Qu'est-ce que l'héritage artistique dans l'artisanat d'art ? Réflexion sur la transmission d'un savoir-faire unique

Qu'est-ce que l'héritage artistique dans l'artisanat d'art ? Réflexion sur la transmission d'un savoir-faire unique

Filiation

Sujet sensible et délicat que celui de l'héritage et de la filiation artistique.
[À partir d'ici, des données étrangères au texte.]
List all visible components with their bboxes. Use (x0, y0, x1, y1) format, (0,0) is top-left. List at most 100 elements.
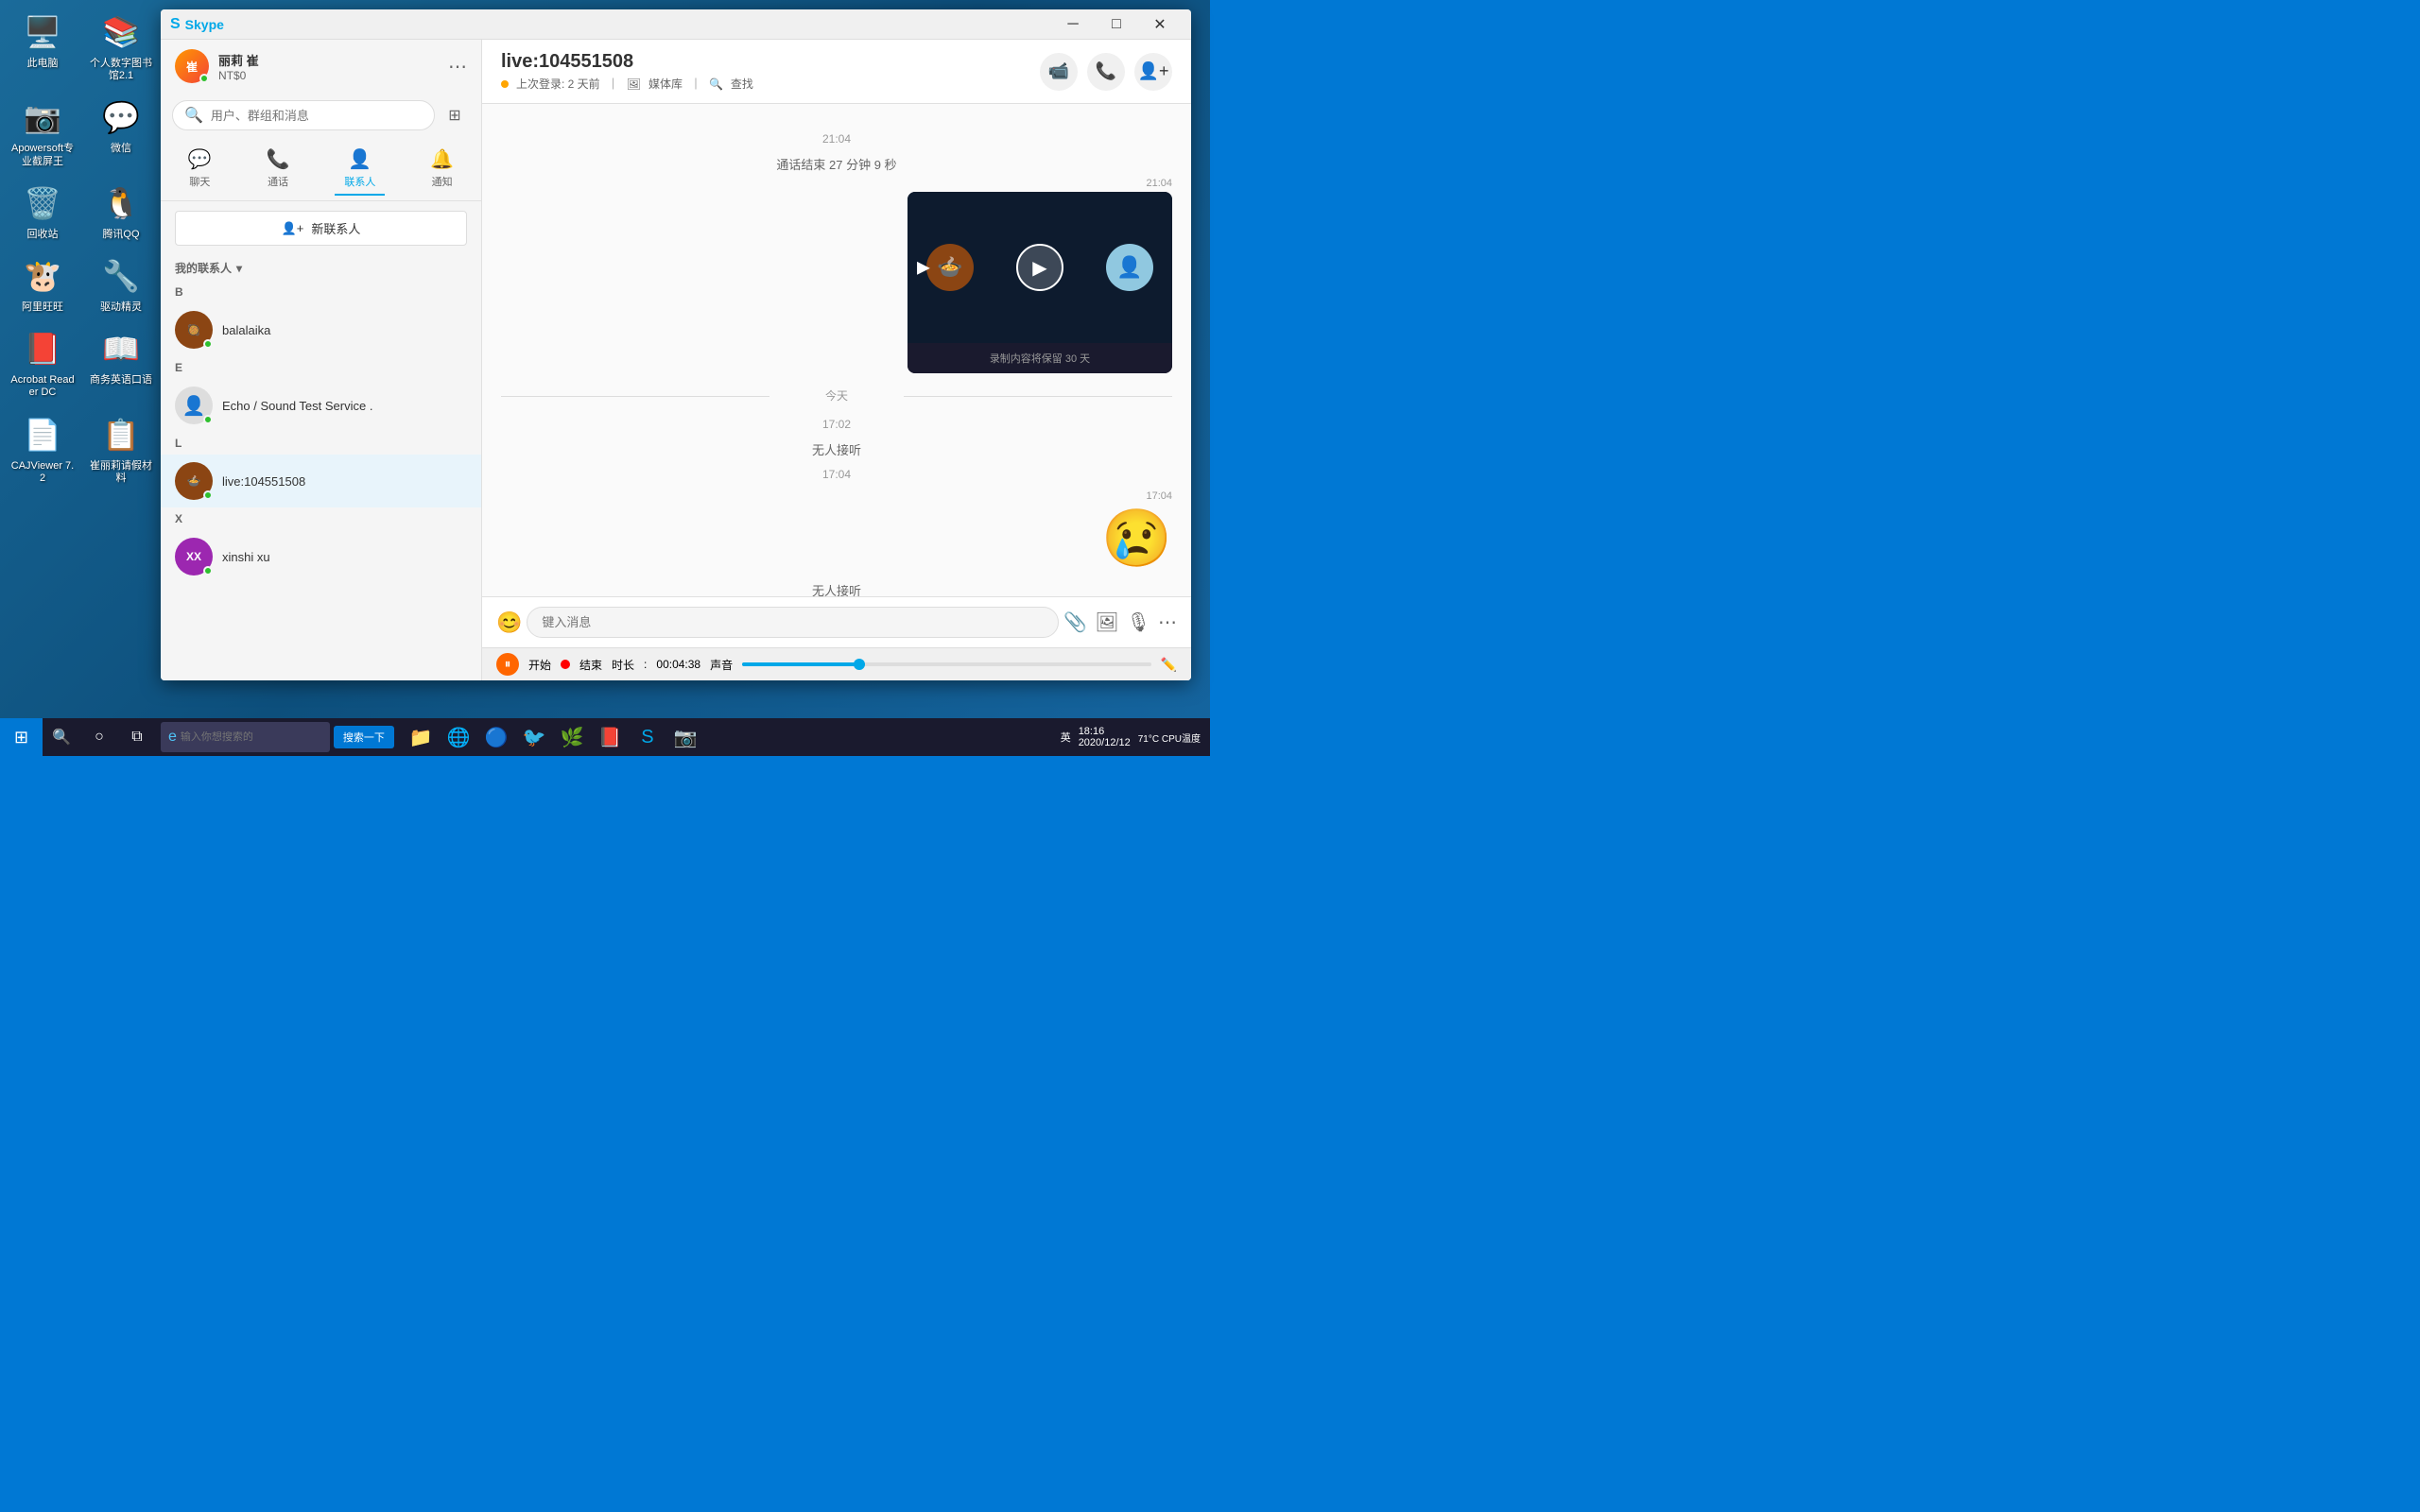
desktop-icon-apowersoft[interactable]: 📷 Apowersoft专业截屏王 (5, 90, 80, 172)
notifications-tab-icon: 🔔 (430, 147, 454, 171)
taskbar-explorer-button[interactable]: 📁 (402, 718, 440, 756)
cajviewer-label: CAJViewer 7.2 (9, 460, 76, 485)
section-e-header: E (161, 356, 481, 379)
image-button[interactable]: 🖼 (1095, 610, 1118, 634)
input-actions: 📎 🖼 🎙 ⋯ (1063, 610, 1177, 634)
emoji-content: 17:04 😢 (1101, 490, 1172, 572)
wechat-label: 微信 (111, 143, 131, 155)
taskbar-bird-button[interactable]: 🐦 (515, 718, 553, 756)
desktop-icon-aliwangwang[interactable]: 🐮 阿里旺旺 (5, 249, 80, 318)
xinshi-status (203, 566, 213, 576)
taskbar-acrobat-taskbar-button[interactable]: 📕 (591, 718, 629, 756)
more-input-options-button[interactable]: ⋯ (1158, 610, 1177, 634)
taskbar-task-view-button[interactable]: ⧉ (118, 718, 156, 756)
desktop-icon-library[interactable]: 📚 个人数字图书馆2.1 (83, 5, 159, 87)
section-l-letter: L (175, 437, 182, 450)
recording-pause-button[interactable]: ⏸ (496, 653, 519, 676)
recording-red-dot (561, 660, 570, 669)
desktop-icon-qq[interactable]: 🐧 腾讯QQ (83, 176, 159, 246)
contacts-list: 我的联系人 ▾ B 🥘 balalaika (161, 255, 481, 680)
minimize-button[interactable]: ─ (1051, 9, 1095, 40)
user-name: 丽莉 崔 (218, 51, 259, 69)
chat-input-area: 😊 📎 🖼 🎙 ⋯ (482, 596, 1191, 647)
taskbar-right: 英 18:16 2020/12/12 71°C CPU温度 (1061, 726, 1210, 748)
contact-item-live[interactable]: 🍲 live:104551508 (161, 455, 481, 507)
echo-info: Echo / Sound Test Service . (222, 399, 467, 413)
taskbar-skype-button[interactable]: S (629, 718, 666, 756)
driver-icon: 🔧 (98, 253, 144, 299)
taskbar-cortana-button[interactable]: ○ (80, 718, 118, 756)
grid-view-button[interactable]: ⊞ (440, 100, 470, 130)
task-view-icon: ⧉ (131, 729, 142, 746)
xinshi-info: xinshi xu (222, 550, 467, 564)
volume-progress-fill (742, 662, 865, 666)
search-input[interactable] (211, 109, 423, 123)
calls-tab-icon: 📞 (267, 147, 290, 171)
taskbar-camera-button[interactable]: 📷 (666, 718, 704, 756)
emoji-picker-button[interactable]: 😊 (496, 610, 522, 635)
new-contact-label: 新联系人 (311, 219, 360, 237)
recording-footer: 录制内容将保留 30 天 (908, 343, 1172, 373)
cajviewer-icon: 📄 (20, 412, 65, 457)
sidebar: 崔 丽莉 崔 NT$0 ⋯ 🔍 (161, 40, 482, 680)
add-person-button[interactable]: 👤+ (1134, 53, 1172, 91)
desktop-icon-acrobat[interactable]: 📕 Acrobat Reader DC (5, 321, 80, 404)
section-b-header: B (161, 281, 481, 303)
media-library-icon: 🖼 (627, 77, 641, 91)
taskbar-search-input[interactable] (181, 731, 322, 743)
close-button[interactable]: ✕ (1138, 9, 1182, 40)
forward-message-button[interactable]: ▶ (917, 258, 930, 278)
taskbar-search-box[interactable]: e (161, 722, 330, 752)
tab-notifications[interactable]: 🔔 通知 (421, 143, 463, 196)
cortana-icon: ○ (95, 729, 104, 746)
desktop-icon-wechat[interactable]: 💬 微信 (83, 90, 159, 172)
desktop-icon-business-en[interactable]: 📖 商务英语口语 (83, 321, 159, 404)
microphone-button[interactable]: 🎙 (1127, 610, 1150, 634)
tab-contacts[interactable]: 👤 联系人 (335, 143, 385, 196)
media-library-text: 媒体库 (648, 76, 683, 92)
no-answer-1702: 无人接听 (501, 440, 1172, 458)
section-l-header: L (161, 432, 481, 455)
start-button[interactable]: ⊞ (0, 718, 43, 756)
contact-item-xinshi[interactable]: XX xinshi xu (161, 530, 481, 583)
chat-header-info: live:104551508 上次登录: 2 天前 ｜ 🖼 媒体库 ｜ 🔍 查找 (501, 51, 753, 92)
contacts-tab-icon: 👤 (348, 147, 372, 171)
video-call-button[interactable]: 📹 (1040, 53, 1078, 91)
chat-header: live:104551508 上次登录: 2 天前 ｜ 🖼 媒体库 ｜ 🔍 查找 (482, 40, 1191, 104)
calls-tab-label: 通话 (268, 174, 288, 189)
contact-item-echo[interactable]: 👤 Echo / Sound Test Service . (161, 379, 481, 432)
maximize-button[interactable]: □ (1095, 9, 1138, 40)
taskbar-chrome-button[interactable]: 🔵 (477, 718, 515, 756)
tab-calls[interactable]: 📞 通话 (257, 143, 300, 196)
recording-play-button[interactable]: ▶ (1016, 244, 1063, 291)
tab-chat[interactable]: 💬 聊天 (179, 143, 221, 196)
taskbar-search-button[interactable]: 🔍 (43, 718, 80, 756)
user-status-dot (199, 74, 209, 83)
business-en-label: 商务英语口语 (90, 374, 152, 387)
more-options-button[interactable]: ⋯ (448, 55, 467, 78)
file-attach-button[interactable]: 📎 (1063, 610, 1087, 634)
message-input[interactable] (527, 607, 1059, 638)
taskbar-time: 18:16 (1079, 726, 1131, 737)
echo-name: Echo / Sound Test Service . (222, 399, 467, 413)
user-profile: 崔 丽莉 崔 NT$0 (175, 49, 259, 83)
desktop-icon-cajviewer[interactable]: 📄 CAJViewer 7.2 (5, 407, 80, 490)
taskbar-app5-button[interactable]: 🌿 (553, 718, 591, 756)
recycle-icon: 🗑️ (20, 180, 65, 226)
section-e-letter: E (175, 361, 182, 374)
contact-item-balalaika[interactable]: 🥘 balalaika (161, 303, 481, 356)
volume-progress-bar[interactable] (742, 662, 1150, 666)
desktop-icon-recycle[interactable]: 🗑️ 回收站 (5, 176, 80, 246)
desktop-icon-holiday[interactable]: 📋 崔丽莉请假材料 (83, 407, 159, 490)
taskbar-cpu-temp: 71°C CPU温度 (1138, 730, 1201, 745)
chat-actions: 📹 📞 👤+ (1040, 53, 1172, 91)
qq-label: 腾讯QQ (102, 229, 139, 241)
desktop-icon-computer[interactable]: 🖥️ 此电脑 (5, 5, 80, 87)
message-time-1702: 17:02 (501, 418, 1172, 431)
balalaika-avatar-container: 🥘 (175, 311, 213, 349)
audio-call-button[interactable]: 📞 (1087, 53, 1125, 91)
taskbar-search-submit-button[interactable]: 搜索一下 (334, 726, 394, 748)
taskbar-edge-button[interactable]: 🌐 (440, 718, 477, 756)
new-contact-button[interactable]: 👤+ 新联系人 (175, 211, 467, 246)
desktop-icon-driver[interactable]: 🔧 驱动精灵 (83, 249, 159, 318)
En art comme dans la vie, c'est une histoire de rencontres, d'absences, mais aussi de trouvailles et de retrouvailles (parfois avec soi-même) qui pulsent et parfois propulsent d'un monde à l'autre.

Depuis longtemps en moi, ce désir de nommer et de raconter ceux que je regarde avec gratitude, émoi et passion.

Ma peur la plus grande dans cette entreprise quasi généalogique : le sentimentalisme, qui ne repose pas sur l'énergie de la vie mais sur son souvenir.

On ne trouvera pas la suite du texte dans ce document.